When JWST's near-infrared instrument first picked up hints of DMS, the signal was tantalizing but faint. Now, using its mid-infrared camera, a much stronger signal has emerged—not just for DMS, but for DMDS, a closely related molecule. Both are complex sulfur-containing compounds known to be byproducts of living metabolic processes—especially those involving the breakdown of dimethylsulfoniopropionate (DMSP), an osmolyte made by marine algae.

On Earth, the sulfur cycle involves a complex web of microbial transformations, particularly in anoxic oceanic zones. Phytoplankton produce DMSP as a way to handle osmotic stress; when grazed by zooplankton or lysed by viruses, DMSP is broken down into DMS. Other microbes metabolize sulfur compounds into DMDS, H₂S, and others.

If such a cycle—or something like it—exists on K2-18b, it would suggest a complex biosphere, not just isolated organisms.

But here's the rub: abiotic pathways for these molecules must be explored and excluded. Could volcanic activity, UV-driven chemistry, or some exotic atmospheric process generate DMS or DMDS in a hydrogen-rich atmosphere? Theoretical chemists are scrambling for answers.

So, caution remains the astronomer's motto. The team stresses that while the signal is the strongest yet, non-biological explanations must be thoroughly ruled out before claiming even the possibility of life.

A molecule that, on Earth, rises from algae-covered oceans, has now risen from the atmosphere of a distant world. Whether this is truly life, or an undiscovered quirk of chemistry, remains to be seen.

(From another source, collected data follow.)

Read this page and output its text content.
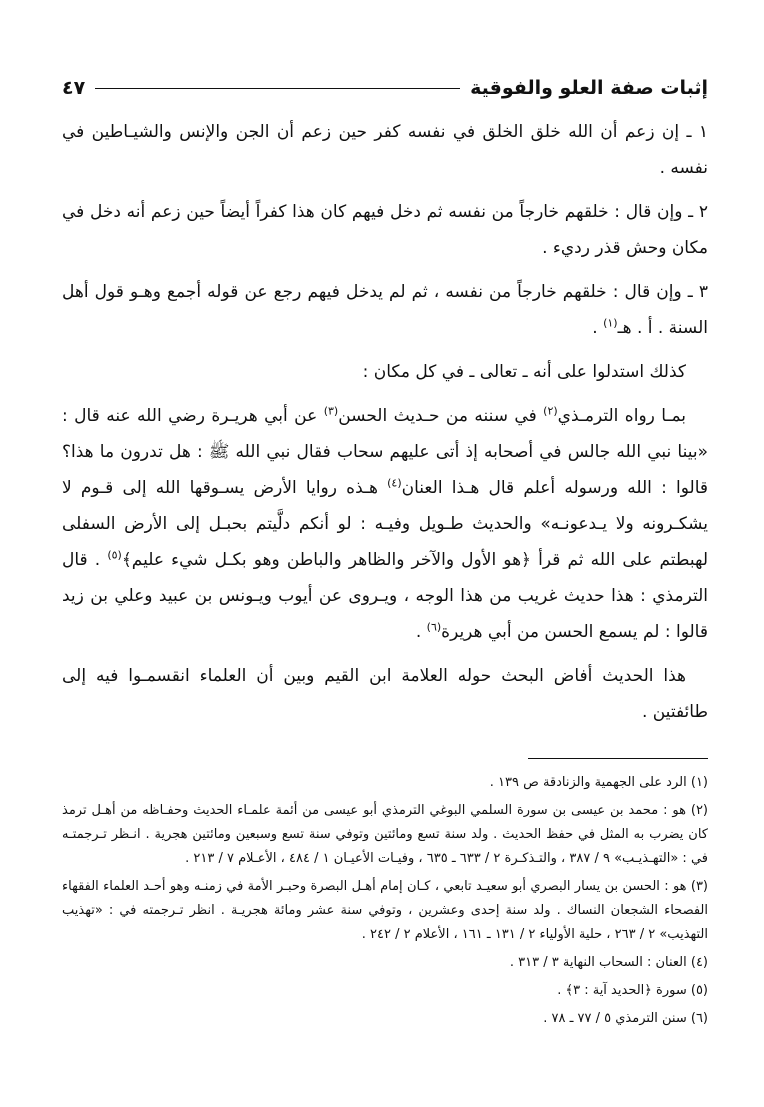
إثبات صفة العلو والفوقية
٤٧

١ ـ إن زعم أن الله خلق الخلق في نفسه كفر حين زعم أن الجن والإنس والشيـاطين في نفسه .

٢ ـ وإن قال : خلقهم خارجاً من نفسه ثم دخل فيهم كان هذا كفراً أيضاً حين زعم أنه دخل في مكان وحش قذر رديء .

٣ ـ وإن قال : خلقهم خارجاً من نفسه ، ثم لم يدخل فيهم رجع عن قوله أجمع وهـو قول أهل السنة . أ . هـ$^{(١)}$ .

كذلك استدلوا على أنه ـ تعالى ـ في كل مكان :

بمـا رواه الترمـذي$^{(٢)}$ في سننه من حـديث الحسن$^{(٣)}$ عن أبي هريـرة رضي الله عنه قال : «بينا نبي الله جالس في أصحابه إذ أتى عليهم سحاب فقال نبي الله ﷺ : هل تدرون ما هذا؟ قالوا : الله ورسوله أعلم قال هـذا العنان$^{(٤)}$ هـذه روايا الأرض يسـوقها الله إلى قـوم لا يشكـرونه ولا يـدعونـه» والحديث طـويل وفيـه : لو أنكم دلَّيتم بحبـل إلى الأرض السفلى لهبطتم على الله ثم قرأ ﴿هو الأول والآخر والظاهر والباطن وهو بكـل شيء عليم﴾$^{(٥)}$ . قال الترمذي : هذا حديث غريب من هذا الوجه ، ويـروى عن أيوب ويـونس بن عبيد وعلي بن زيد قالوا : لم يسمع الحسن من أبي هريرة$^{(٦)}$ .

هذا الحديث أفاض البحث حوله العلامة ابن القيم وبين أن العلماء انقسمـوا فيه إلى طائفتين .

(١) الرد على الجهمية والزنادقة ص ١٣٩ .

(٢) هو : محمد بن عيسى بن سورة السلمي البوغي الترمذي أبو عيسى من أئمة علمـاء الحديث وحفـاظه من أهـل ترمذ كان يضرب به المثل في حفظ الحديث . ولد سنة تسع ومائتين وتوفي سنة تسع وسبعين ومائتين هجرية . انـظر تـرجمتـه في : «التهـذيـب» ٩ / ٣٨٧ ، والتـذكـرة ٢ / ٦٣٣ ـ ٦٣٥ ، وفيـات الأعيـان ١ / ٤٨٤ ، الأعـلام ٧ / ٢١٣ .

(٣) هو : الحسن بن يسار البصري أبو سعيـد تابعي ، كـان إمام أهـل البصرة وحبـر الأمة في زمنـه وهو أحـد العلماء الفقهاء الفصحاء الشجعان النساك . ولد سنة إحدى وعشرين ، وتوفي سنة عشر ومائة هجريـة . انظر تـرجمته في : «تهذيب التهذيب» ٢ / ٢٦٣ ، حلية الأولياء ٢ / ١٣١ ـ ١٦١ ، الأعلام ٢ / ٢٤٢ .

(٤) العنان : السحاب النهاية ٣ / ٣١٣ .

(٥) سورة ﴿الحديد آية : ٣﴾ .

(٦) سنن الترمذي ٥ / ٧٧ ـ ٧٨ .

But for the first time, astronomy is starting to smell like biology.


REFERENCES

Srila W, Sripilai K, Binlateh T, Thammanichanon P, Tiskratok W, Noisa P, Jitprasertwong P. Relationship Between the Salivary Microbiome and Oral Malodor Metabolites in Older Thai Individuals with Periodontitis and the Cytotoxic Effects of Malodor Compounds on Human Oral Squamous Carcinoma (HSC-4) Cells. Dentistry Journal. 2025 Jan 16;13(1):36.

Dekeirsschieter J, Stefanuto PH, Brasseur C, Haubruge E, Focant JF. Enhanced characterization of the smell of death by comprehensive two-dimensional gas chromatography-time-of-flight mass spectrometry (GCxGC-TOFMS). PLoS One. 2012;7(6):e39005. doi: 10.1371/journal.pone.0039005. Epub 2012 Jun 18. PMID: 22723918; PMCID: PMC3377612.

Madhusudhan, Nikku; et al. (March 2020). "The Interior and Atmosphere of the Habitable-zone Exoplanet K2-18b". The Astrophysical Journal Letters. 891 (1). L7. arXiv:2002.11115. doi:10.3847/2041-8213/ab7229

Schmidt SP, MacDonald RJ, Tsai SM, Radica M, Wang LC, Ahrer EM, Bell TJ, Fisher C, Thorngren DP, Wogan N, May EM. A Comprehensive Reanalysis of K2-18 b's JWST NIRISS+ NIRSpec Transmission Spectrum. arXiv preprint arXiv:2501.18477. 2025 Jan 30. arXiv:2501.18477 [astro-ph.EP]  https://doi.org/10.48550/arXiv.2501.18477

Ma J, Han Y, Ge J, Wen L, Ma C, Qi Y, Volmer DA. Comprehensive Two‐Dimensional Gas Chromatography–Mass Spectrometry for the Analysis of Atmospheric Particulate Matter. Rapid Communications in Mass Spectrometry. 2025 Jul 15;39(13):e10034.